In a VPPA, a strike price is pre-agreed between the renewable energy developer and the consumer. This price is compared with real-time prices on power exchanges. The difference between the two prices is settled between the parties, ensuring that the renewable energy developer is not suffering losses due to the sale of power on the exchange at prices lower than the strike price and the consumer benefits from the acquisition of requisite green credentials.

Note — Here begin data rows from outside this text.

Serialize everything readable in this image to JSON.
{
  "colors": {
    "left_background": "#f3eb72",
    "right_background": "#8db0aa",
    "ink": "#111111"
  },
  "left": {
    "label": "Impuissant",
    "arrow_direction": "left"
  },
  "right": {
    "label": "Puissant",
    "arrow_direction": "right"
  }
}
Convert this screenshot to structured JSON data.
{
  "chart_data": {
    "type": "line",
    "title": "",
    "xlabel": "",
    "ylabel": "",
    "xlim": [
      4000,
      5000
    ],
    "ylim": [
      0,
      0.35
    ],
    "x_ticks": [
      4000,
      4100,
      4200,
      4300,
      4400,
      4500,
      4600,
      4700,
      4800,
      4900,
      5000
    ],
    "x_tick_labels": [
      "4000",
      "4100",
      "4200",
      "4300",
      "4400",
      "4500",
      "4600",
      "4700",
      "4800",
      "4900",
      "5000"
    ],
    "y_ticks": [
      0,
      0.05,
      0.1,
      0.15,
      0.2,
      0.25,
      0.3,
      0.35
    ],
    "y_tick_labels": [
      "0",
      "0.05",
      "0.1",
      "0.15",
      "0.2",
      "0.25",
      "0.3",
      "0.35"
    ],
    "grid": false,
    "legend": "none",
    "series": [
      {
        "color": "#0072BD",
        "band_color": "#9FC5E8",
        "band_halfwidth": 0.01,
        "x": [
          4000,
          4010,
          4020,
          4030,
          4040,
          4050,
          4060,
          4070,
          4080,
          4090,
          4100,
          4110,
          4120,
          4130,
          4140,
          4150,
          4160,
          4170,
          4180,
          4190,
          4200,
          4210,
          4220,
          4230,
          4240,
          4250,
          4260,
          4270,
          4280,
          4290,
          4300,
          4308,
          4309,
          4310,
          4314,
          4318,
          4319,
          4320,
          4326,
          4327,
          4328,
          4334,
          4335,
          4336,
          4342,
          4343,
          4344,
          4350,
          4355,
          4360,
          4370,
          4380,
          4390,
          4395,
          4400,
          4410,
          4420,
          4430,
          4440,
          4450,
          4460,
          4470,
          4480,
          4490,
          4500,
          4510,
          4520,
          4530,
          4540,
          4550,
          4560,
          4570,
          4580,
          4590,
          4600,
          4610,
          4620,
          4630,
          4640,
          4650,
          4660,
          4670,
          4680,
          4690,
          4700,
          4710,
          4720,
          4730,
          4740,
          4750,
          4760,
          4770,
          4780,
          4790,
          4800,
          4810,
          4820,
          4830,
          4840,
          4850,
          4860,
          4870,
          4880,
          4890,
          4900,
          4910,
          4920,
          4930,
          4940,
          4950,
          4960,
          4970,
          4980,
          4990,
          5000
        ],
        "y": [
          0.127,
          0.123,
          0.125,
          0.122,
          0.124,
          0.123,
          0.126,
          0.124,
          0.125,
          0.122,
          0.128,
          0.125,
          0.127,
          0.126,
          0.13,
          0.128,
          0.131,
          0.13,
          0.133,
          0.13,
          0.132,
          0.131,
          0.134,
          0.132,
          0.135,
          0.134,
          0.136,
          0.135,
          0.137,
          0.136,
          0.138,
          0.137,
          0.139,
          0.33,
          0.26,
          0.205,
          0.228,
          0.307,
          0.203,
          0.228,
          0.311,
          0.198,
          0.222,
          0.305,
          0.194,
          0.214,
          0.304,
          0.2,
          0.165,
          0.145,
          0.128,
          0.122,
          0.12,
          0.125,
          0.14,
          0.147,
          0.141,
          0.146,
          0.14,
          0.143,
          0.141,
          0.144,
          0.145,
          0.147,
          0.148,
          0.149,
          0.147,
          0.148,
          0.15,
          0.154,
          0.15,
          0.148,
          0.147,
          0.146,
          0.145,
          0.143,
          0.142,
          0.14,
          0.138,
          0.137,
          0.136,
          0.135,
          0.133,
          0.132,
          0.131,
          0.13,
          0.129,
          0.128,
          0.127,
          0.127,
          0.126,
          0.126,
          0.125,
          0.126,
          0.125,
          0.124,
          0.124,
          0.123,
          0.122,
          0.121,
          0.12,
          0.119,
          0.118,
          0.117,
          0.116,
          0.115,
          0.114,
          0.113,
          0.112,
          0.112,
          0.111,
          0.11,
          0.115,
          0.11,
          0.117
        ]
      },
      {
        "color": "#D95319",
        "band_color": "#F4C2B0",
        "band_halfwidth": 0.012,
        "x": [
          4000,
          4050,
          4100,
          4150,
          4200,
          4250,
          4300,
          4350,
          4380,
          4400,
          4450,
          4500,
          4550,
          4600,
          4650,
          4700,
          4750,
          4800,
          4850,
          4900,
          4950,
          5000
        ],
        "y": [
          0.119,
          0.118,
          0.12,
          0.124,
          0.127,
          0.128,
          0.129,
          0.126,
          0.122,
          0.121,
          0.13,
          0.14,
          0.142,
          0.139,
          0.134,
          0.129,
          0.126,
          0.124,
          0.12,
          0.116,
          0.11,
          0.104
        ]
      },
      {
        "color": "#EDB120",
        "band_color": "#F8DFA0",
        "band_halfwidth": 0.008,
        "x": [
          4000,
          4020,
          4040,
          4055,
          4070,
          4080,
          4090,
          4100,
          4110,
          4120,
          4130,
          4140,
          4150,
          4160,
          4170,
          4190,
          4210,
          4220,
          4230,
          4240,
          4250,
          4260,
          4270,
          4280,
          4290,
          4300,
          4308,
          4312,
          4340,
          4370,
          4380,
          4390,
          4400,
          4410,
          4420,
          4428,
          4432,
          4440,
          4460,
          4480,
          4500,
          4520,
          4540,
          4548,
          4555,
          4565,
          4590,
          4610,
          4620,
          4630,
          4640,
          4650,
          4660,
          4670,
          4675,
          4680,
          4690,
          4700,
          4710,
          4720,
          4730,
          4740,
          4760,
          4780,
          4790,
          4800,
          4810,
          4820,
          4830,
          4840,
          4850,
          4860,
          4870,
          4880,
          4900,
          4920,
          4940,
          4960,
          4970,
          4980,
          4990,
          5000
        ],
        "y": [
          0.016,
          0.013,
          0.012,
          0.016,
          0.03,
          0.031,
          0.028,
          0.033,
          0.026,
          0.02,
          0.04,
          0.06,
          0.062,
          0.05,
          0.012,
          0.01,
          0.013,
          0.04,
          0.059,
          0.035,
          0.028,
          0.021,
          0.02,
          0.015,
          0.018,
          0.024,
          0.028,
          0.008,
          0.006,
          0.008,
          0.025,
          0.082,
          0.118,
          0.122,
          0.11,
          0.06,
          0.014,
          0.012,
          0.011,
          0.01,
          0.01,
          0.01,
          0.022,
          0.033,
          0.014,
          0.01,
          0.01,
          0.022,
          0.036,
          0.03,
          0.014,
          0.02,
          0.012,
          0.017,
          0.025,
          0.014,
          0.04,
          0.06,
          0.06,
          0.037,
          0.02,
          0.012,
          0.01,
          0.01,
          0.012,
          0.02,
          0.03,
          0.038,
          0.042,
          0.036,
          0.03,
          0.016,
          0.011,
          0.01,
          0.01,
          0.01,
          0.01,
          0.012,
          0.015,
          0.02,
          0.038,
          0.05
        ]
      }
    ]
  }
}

C&I consumers in India currently avail renewable power primarily by signing physical power purchase agreements (PPAs) of either on-site (rooftop) or off-site (open access) projects. Renewable energy-based power is highly infirm by nature, and, therefore, it becomes crucial for consumers to have renewable power coupled with storage, which, at present, is not an economically viable proposition for C&I consumers to achieve their RE100 goals. Instead, VPPAs ensure that consumers have 100 per cent flexibility and economic viability, thus helping the country reach its climate goal with minimum financial risk for both the consumer and the developer.
Thus, the benefits of VPPA are plenty at the core, in not just a long-term financial derivative contract wherein green credits (usually in the form of renewable energy certificates) are traded between the renewable generator and consumer but also where the implementation of VPPA helps address various shortcomings traditionally seen in physical PPAs, while contributing to the growth of the renewable energy industry.
Low liquidity on the green power trading market, delayed open access or GNA approvals, lack of clarity on the renewable energy credits registration mechanism and lack of global recognition of the same can derail the crucial step towards reaching the RE100 goal for many Indian and multinational companies. Clarity is also required from the Ministry of Finance on the non-applicability of the Security and Contracts Regulation Act (SCRA) on “non-transferable specific delivery contracts” for sale of green attributes (RECs et al.).
Future outlook
In the conservative and realistic scenarios, the market size of VPPAs in 2030 will be 22 GW and 69 GW respectively. Accordingly, the VPPA market may contribute 4.4 per cent (conservative), 13.8 per cent (realistic) and 20.8 per cent (optimistic) to the national renewable energy target of 500 GW capacity by 2030.
In keeping with the evolving power trading market in the country, establishing regulatory compliances, developing a mechanism to encourage the ease of adoption, facilitating open access approval and utilising existing platforms for VPPA transactions is crucial.
With the current policy and market scenario facilitating 60-70 per cent of fossil fuel replacement with renewable energy, and the need to make global supply chains green to achieve net zero emissions, it is only a matter of time for the Indian market to evolve and use financially innovative and environmentally sustainable practices such as VPPAs.
To conclude, the outlook for VPPAs in the Indian market is bright, especially for securing large amounts of carbon-free electricity at scale. With the right use of VPPAs, a favourable scenario is created for consumers as it helps bridge the gap between the consumption of renewable energy from physical PPAs and the total power consumed. Moreover, VPPAs typically result in additionality, meaning that they add new renewable energy facilities to the grid. VPPAs, indirectly through additional renewable energy generation facilities, also generate local jobs and spur economic growth, particularly in rural and low-income communities, and increase state and local tax revenues. When holistically looked at and compared to other sustainable energy opportunities, VPPAs offer a low-friction model and a faster way to cut down carbon emissions.